«Es gibt nichts Weicheres als der Bauch einer Vogelspinne»
Seit über 30 Jahren hilft die Methode vom passionierten Zoologe Michel Ansermet bei der Überwindung der Angst vor den Krabbeltierchen.

Einmal im Monat bietet das Vivarium Aquatis in Lausanne einen Angstmanagement-Workshop an. Dort wird den Teilnehmern mit dem Verfahren der systematischen Desensibilisierung schrittweise die Angst vor Spinnen, Schlangen, Fröschen und anderen Reptilien und Amphibien genommen.
«In 30 Jahren durfte ich 870 Personen begleiten. Nur zwei oder drei davon sind mit ihrer Angst wieder nach Hause», versichert Michel Ansermet, ehemaliger Direktor des Vivariums, der diese wenig bekannte Mission im grössten Süsswasser-Aquarium von Europa leitet. In nur vier Stunden verspricht der passionierte Zoologe sozusagen Wunder.
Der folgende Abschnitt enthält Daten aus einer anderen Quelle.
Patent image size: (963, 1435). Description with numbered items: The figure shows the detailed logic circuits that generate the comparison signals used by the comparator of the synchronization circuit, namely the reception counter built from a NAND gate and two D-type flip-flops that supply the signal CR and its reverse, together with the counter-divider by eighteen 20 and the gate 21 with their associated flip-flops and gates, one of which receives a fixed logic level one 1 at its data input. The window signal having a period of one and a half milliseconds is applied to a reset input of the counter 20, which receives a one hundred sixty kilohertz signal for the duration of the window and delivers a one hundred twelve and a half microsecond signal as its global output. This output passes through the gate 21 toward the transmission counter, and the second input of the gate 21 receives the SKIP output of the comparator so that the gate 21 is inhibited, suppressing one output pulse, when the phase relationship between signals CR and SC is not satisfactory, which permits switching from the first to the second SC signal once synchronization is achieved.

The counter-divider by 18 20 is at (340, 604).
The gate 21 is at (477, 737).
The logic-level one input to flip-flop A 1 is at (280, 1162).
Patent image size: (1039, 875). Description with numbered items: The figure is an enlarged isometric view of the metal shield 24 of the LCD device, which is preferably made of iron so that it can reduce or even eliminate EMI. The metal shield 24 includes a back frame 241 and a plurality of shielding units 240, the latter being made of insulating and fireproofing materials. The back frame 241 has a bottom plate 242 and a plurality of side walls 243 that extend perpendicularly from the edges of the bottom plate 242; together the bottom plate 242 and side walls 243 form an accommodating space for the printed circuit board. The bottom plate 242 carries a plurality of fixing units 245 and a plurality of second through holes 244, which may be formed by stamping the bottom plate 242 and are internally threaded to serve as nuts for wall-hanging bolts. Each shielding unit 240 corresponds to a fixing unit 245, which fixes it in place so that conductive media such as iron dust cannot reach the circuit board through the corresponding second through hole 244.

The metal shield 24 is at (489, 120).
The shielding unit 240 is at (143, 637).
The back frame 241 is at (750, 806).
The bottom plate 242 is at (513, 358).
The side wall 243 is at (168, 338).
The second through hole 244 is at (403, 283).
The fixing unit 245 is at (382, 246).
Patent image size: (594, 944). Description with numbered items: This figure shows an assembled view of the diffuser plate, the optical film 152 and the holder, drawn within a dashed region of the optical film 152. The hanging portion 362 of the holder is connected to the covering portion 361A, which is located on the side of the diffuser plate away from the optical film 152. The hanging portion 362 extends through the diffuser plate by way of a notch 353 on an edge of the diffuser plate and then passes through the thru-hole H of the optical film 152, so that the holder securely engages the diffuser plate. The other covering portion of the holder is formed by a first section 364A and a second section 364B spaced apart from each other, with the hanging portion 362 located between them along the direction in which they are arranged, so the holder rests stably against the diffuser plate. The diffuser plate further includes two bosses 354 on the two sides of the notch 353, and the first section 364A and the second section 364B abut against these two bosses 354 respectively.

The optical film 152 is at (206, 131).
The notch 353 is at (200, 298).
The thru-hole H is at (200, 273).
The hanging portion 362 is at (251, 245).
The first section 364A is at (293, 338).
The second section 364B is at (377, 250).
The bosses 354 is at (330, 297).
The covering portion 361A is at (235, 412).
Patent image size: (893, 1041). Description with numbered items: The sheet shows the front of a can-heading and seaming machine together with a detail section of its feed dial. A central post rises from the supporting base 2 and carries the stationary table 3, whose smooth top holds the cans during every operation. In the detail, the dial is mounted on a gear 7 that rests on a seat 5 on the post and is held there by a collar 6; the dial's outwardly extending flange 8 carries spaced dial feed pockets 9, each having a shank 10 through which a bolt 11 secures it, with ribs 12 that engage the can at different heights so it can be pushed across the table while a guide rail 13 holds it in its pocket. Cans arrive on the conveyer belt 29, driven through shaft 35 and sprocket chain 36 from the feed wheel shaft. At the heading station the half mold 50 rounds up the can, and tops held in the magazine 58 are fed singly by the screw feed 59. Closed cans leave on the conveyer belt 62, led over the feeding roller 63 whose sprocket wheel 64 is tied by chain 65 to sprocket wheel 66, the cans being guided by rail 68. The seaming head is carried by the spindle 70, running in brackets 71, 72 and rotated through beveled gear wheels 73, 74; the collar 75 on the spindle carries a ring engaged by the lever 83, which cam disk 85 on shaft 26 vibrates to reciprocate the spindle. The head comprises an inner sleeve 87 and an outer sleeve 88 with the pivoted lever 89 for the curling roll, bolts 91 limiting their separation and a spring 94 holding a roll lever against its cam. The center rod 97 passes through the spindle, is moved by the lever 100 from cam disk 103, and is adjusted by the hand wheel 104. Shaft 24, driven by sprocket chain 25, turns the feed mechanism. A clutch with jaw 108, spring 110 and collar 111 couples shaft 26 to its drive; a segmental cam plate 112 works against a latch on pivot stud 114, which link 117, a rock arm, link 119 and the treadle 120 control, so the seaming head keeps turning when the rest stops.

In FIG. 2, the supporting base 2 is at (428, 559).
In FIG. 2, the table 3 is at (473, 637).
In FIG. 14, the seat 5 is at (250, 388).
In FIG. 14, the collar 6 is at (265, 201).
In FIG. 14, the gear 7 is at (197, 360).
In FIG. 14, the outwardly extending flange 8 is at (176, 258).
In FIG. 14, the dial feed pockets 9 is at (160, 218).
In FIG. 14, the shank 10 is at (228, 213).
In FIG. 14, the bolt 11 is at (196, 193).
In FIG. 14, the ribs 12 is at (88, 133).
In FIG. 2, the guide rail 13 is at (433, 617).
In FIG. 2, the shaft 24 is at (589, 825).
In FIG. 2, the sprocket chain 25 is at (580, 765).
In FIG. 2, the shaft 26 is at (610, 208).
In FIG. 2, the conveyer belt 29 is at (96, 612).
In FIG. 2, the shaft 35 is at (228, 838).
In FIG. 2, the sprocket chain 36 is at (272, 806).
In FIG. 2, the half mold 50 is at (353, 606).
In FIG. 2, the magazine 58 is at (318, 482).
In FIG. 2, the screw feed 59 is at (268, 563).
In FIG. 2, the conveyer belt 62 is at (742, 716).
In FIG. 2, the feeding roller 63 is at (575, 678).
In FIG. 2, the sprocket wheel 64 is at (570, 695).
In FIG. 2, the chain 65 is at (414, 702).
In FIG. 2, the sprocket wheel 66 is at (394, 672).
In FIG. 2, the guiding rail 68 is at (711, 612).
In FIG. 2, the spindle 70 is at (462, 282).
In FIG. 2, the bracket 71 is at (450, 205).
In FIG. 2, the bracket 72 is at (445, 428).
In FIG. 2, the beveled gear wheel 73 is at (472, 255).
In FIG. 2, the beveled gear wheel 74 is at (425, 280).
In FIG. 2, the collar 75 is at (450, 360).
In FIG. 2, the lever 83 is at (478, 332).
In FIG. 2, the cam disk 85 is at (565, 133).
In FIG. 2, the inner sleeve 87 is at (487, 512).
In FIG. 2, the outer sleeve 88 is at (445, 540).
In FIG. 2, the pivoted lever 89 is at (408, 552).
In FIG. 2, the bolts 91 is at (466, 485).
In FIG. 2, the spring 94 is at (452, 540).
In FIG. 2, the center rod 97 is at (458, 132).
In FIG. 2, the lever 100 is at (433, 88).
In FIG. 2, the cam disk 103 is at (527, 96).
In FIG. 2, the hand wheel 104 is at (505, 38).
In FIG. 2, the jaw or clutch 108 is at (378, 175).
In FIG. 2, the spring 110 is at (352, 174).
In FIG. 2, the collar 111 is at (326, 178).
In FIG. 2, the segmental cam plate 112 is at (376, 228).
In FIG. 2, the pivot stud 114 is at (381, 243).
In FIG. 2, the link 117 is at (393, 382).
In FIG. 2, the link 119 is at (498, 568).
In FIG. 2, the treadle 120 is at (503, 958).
Ist eine der häufigsten Phobien in der Bevölkerung wirklich überwindbar? Justine Liaudat und Lauriane Schott, zwei Journalistinnen von Radio Fribourg und ausgewiesene Arachnophobikerinnen, nahmen ihren Mut in beide Hände, um den Desensibilisierungsworkshop zu testen. Hier ist ihre Selbsterfahrung:
Mythen beseitigen
In einem ersten Schritt wird der Ursprung der Angst identifiziert. Es werden auch Legenden widerlegt rund um Spinnen. «Nein, sie springen nicht in Gesichter. Nein, sie dringen nicht in Körperöffnungen ein. Und nein, die 980 gezählten Spinnenarten in der Schweiz beissen nicht», verpflichtet Michel Ansermet. Diese Vorstellungen wurden hauptsächlich durch Filme und Gruselgeschichten vermittelt.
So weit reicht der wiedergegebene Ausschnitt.